Code runs faster using placement new

Question

I got this class,

Approach 1:

typedef float v4sf __attribute__ (vector_size(16))

class Unit
{
    public:
    Unit(int num)
    {
        u = new float[num];
        v = new float[num];
    }
    void update()
    {
        for(int i =0 ; i < num; i+=4)
        {
            *(v4sf*)&u[i] = *(v4sf*)&v[i] + *(v4sf*)&t[i];
            //many other equations
        }
    }
    float*u,*v,*t; //and many other variables
}

Approach 2:

Same as approach 1. Except that in approach 2, v,u, and all other variables are allocated on a big chunk pre-allocated on heap, using placement new.

typedef float v4sf __attribute__ (vector_size(16))

class Unit
{
    public:
    Unit(int num)
    {
        buffer = new char[num*sizeof(*u) + sizeof(*v)  /*..and so on for other variables..*/]
        u = new(buffer) float[num];
        v = new(buffer+sizeof(float)*num) float[num];
        //And so on for other variables
    }
    void update()
    {
        for(int i =0 ; i < num; i+=4)
        {
            *(v4sf*)&u[i] = *(v4sf*)&v[i] + *(v4sf*)&t[i];
            //many other equations
        }
    }
    char* buffer;
    float*u,*v,*t; //and many other variables
}

However, approach 2 is 2x faster. Why is that?

There are around 12 float variables and num is 500K. update() is called 1k times. The speed doesnt factor in the memory allocation. I measure the speed like this:

double start = getTime();
for( int i = 0; i < 1000; i++)
{
   unit->update();
}
double end = getTime();
cout<<end - start;

And this is around 2x faster in approach 2.

Compiler options: gcc -msse4 -o3 -ftree-vectorize.

L1 cache is 256K, Ram is 8GB, pagesize is 4K.

Edit: Corrected the mistake in allocating the variables in approach 2. All variables are allocated in different sections, correctly. Processor is Intel(R) Core(TM) i7-2600 CPU @ 3.40GHz

Edit: added the source here - Source. Approach 1) gives 69.58s , Approach 2) gives 46.74s. Though not 2x faster, it is still fast.

Answer 1

It would be useful to break down the timing and see what part is in the constructor versus what part is in update.

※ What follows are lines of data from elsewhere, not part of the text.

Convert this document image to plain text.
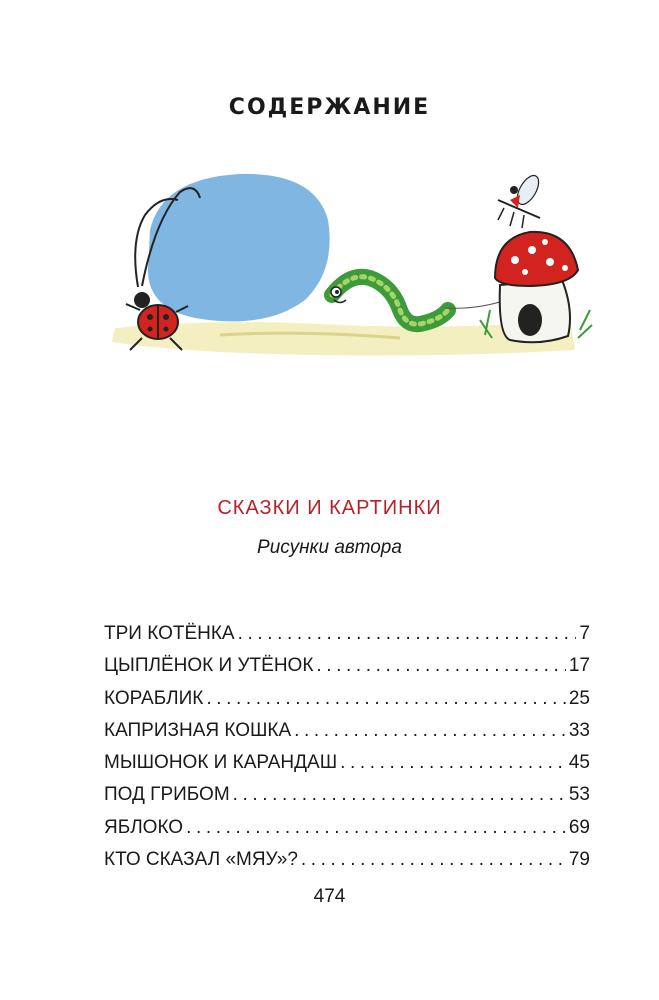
СОДЕРЖАНИЕ
СКАЗКИ И КАРТИНКИ
Рисунки автора
ТРИ КОТЁНКА .....	7
ЦЫПЛЁНОК И УТЁНОК .....	17
КОРАБЛИК .....	25
КАПРИЗНАЯ КОШКА .....	33
МЫШОНОК И КАРАНДАШ .....	45
ПОД ГРИБОМ .....	53
ЯБЛОКО .....	69
КТО СКАЗАЛ «МЯУ»? .....	79
474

Since update didn't change, the only thing that would affect the timing of it is cache effects on the data. This is more than capable of accounting for a 2X difference.

Answer 2

Probably because 'Approach 2' has a bug -- all variables u, v, t are places in exactly the same place in memory (you are passing same address to placement new).

Edit: and now you don't... ;)

It's hard to guess without profiling, but it might be related to default allocator. If in first approach you have separate calls to new for each variable there is no guarantee that those variables will be assigned addresses which are close to each other. On the other hand, in second approach you making sure they are as close as possible to each other. This will maximize cache utilization and limit cache misses.

Answer 3

I assume in approach 2 the compiler was able to recognize that the addresses of u an v will not change between calls, and therefore keep some of the pointers used in the equations in the for loop in registers.

Answer 4

Normal new is actually allocation + construction while placement new is just construction.
So naturally, allocation + 2 construction is faster than allocation + construction + allocation + construction.
Moreover, construction of integral type is nop so in your case it's 2 allocations vs 1 allocation.